Problem 3. (FET biasing) Almost all of the students replaced the biasing resistors with their Thevenin equivalent (Great!). But again, a sizable minority had problems writing a simple KVL to get the answers (did not include 1K resistor).

Problem 4. (BJT amplifier design). Almost everyone did this. Great Job!

Problem 5. (FET NOR gate). Admittedly, this was the hard problem of the lot. Only a few completed the problem. But a lot of students made good progress. Good Job.

Problem 6. (Active bandpass filter). The "approximate" formulas for lower and upper cut-off frequency of this filter are valid only if W_c2 >> W_c1. only a handful of students commented on this. A good portion solved part b. Great!

Problem 7. (BJT amplifier). Almost everyone got the Q point right. A large majority got the AC response correctly.

General
1) Grades tremendously suffered because a lot of students cannot solve circuits and also do sloppy work.
2) A large fraction of students have difficulty with units of frequency (rad/s versus Hz).
3) A large number of students refuse to use engineering/scientific notations, i.e., use 1000000 instead of 10^6 or 1 M (or worth, 2154212.764 instead of 2.15 X 10^6, do you believe in all those significant digits?). This is a recipe for making huge mistakes in your math. Put your calculator display into Scientific Mode! Keep only three significant digits!



The following two useful write-ups describe the fundamentals of Scopes and Probes.

XYZs of Oscilloscopes (Look under Application Notes)

XYZ of Probes (Look under Application Notes)


Most of documents on this Web site (lab exercises, lecture notes, etc.) are posted in Adobe Acrobat (pdf) format. Most browsers are capable of reading pdf files. You can also get the latest version of Adobe Acrobat reader from Adobe Web Site.

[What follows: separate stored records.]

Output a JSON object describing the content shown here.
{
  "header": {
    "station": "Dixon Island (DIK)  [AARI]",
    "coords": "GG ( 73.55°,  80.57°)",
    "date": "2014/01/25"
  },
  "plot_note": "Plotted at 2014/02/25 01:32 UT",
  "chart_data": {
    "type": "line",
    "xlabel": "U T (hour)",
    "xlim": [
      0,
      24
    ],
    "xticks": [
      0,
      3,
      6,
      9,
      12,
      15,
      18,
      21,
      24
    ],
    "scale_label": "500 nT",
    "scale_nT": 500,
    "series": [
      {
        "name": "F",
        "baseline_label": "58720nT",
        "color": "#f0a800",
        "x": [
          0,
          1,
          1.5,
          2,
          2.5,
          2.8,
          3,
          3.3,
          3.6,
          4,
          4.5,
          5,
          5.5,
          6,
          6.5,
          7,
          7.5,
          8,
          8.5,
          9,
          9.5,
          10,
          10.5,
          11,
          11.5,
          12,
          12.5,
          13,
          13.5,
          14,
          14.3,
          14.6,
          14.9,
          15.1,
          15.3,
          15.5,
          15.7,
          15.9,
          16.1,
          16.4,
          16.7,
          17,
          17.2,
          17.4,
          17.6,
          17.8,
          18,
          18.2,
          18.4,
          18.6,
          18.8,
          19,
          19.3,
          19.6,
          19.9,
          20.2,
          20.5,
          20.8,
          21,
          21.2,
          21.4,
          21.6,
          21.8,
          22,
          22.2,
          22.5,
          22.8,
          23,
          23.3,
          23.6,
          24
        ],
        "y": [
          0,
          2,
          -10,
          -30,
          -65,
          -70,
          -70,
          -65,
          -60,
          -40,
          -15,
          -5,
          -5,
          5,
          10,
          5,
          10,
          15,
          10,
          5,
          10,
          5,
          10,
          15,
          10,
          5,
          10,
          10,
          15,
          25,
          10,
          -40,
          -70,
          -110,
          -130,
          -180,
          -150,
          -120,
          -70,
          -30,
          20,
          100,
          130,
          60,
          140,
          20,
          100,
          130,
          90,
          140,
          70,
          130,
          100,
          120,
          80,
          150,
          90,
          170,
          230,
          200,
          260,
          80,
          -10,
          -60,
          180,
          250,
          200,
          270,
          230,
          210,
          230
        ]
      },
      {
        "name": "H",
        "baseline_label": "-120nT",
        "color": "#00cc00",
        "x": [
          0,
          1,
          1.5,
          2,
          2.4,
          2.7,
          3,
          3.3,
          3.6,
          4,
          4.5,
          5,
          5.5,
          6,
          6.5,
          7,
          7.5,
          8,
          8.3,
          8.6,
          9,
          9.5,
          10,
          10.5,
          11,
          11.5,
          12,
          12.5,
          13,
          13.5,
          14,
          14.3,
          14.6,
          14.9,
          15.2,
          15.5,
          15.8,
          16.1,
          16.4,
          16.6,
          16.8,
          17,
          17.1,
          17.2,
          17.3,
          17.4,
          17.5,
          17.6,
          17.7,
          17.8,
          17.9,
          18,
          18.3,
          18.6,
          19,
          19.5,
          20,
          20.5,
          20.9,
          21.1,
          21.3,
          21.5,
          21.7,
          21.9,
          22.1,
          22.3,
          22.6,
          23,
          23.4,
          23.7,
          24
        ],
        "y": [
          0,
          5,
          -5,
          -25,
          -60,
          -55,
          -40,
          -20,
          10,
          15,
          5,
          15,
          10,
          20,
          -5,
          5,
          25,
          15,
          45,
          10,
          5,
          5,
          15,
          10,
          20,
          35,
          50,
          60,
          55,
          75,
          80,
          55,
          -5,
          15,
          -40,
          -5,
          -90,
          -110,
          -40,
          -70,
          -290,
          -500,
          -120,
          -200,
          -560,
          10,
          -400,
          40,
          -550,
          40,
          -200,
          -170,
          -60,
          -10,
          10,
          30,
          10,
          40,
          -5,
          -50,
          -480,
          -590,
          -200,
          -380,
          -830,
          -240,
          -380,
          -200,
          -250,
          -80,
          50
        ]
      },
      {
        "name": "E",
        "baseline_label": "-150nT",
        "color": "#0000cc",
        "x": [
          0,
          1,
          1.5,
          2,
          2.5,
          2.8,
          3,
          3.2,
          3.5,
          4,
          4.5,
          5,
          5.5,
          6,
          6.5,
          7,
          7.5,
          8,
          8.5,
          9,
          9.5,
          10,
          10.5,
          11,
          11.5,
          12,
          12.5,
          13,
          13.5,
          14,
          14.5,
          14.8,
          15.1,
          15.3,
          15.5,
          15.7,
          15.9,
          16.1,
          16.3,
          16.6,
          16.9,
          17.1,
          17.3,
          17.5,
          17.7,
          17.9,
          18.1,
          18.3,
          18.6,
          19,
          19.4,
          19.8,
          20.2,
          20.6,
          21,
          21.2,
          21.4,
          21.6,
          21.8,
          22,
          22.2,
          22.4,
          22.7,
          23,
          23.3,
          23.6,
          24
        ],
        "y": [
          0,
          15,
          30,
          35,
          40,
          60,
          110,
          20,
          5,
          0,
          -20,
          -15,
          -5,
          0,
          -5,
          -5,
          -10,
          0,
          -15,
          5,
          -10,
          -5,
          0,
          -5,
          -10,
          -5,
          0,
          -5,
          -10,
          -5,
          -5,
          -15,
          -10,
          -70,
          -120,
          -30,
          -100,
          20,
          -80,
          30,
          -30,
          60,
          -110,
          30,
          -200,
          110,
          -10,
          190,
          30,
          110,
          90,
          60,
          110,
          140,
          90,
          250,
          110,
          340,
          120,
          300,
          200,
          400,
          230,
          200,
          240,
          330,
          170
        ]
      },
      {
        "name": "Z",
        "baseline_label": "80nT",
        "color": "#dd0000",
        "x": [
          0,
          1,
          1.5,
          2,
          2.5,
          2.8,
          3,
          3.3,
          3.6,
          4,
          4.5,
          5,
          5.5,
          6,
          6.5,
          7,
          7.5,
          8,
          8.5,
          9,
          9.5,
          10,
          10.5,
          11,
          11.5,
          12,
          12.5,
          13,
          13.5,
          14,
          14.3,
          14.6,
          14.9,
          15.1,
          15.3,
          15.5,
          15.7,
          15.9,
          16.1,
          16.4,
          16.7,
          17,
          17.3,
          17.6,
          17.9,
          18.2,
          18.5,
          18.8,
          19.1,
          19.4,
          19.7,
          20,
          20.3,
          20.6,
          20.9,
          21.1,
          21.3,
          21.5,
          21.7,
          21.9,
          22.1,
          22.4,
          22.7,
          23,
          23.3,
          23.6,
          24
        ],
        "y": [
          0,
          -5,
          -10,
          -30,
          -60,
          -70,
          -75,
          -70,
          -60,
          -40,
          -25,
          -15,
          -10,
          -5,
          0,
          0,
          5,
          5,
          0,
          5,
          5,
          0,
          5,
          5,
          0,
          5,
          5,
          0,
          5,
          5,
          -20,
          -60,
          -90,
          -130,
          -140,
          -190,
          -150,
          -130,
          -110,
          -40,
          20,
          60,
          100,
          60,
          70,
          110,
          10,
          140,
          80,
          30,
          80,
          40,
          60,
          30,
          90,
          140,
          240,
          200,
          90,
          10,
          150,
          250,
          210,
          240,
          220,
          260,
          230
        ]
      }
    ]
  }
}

For large pdf files posted on the Web (MB and bigger), you get a much better response time by downloading the whole file and then using Acrobat reader to read the down loaded file. This is the default for Netscape but not on Explorer (Explorer 6 seems to work fine though). When you read a large pdf file with Explorer, depending on its settings, you may get the file partially downloaded and you may have to wait when you are scrolling through the file (or worse, the document is chopped off at the bottom). The best approach with Explorer is to download the complete file (put the pointer on the link, press right button of your mouse and use "save-as" option) and use Acrobat reader to open and print the file.

An even better approach is NOT to install acrobat reader as a "plug-in" to your browser. In this case, the browser is forced to download the whole file and then launch acrobat reader.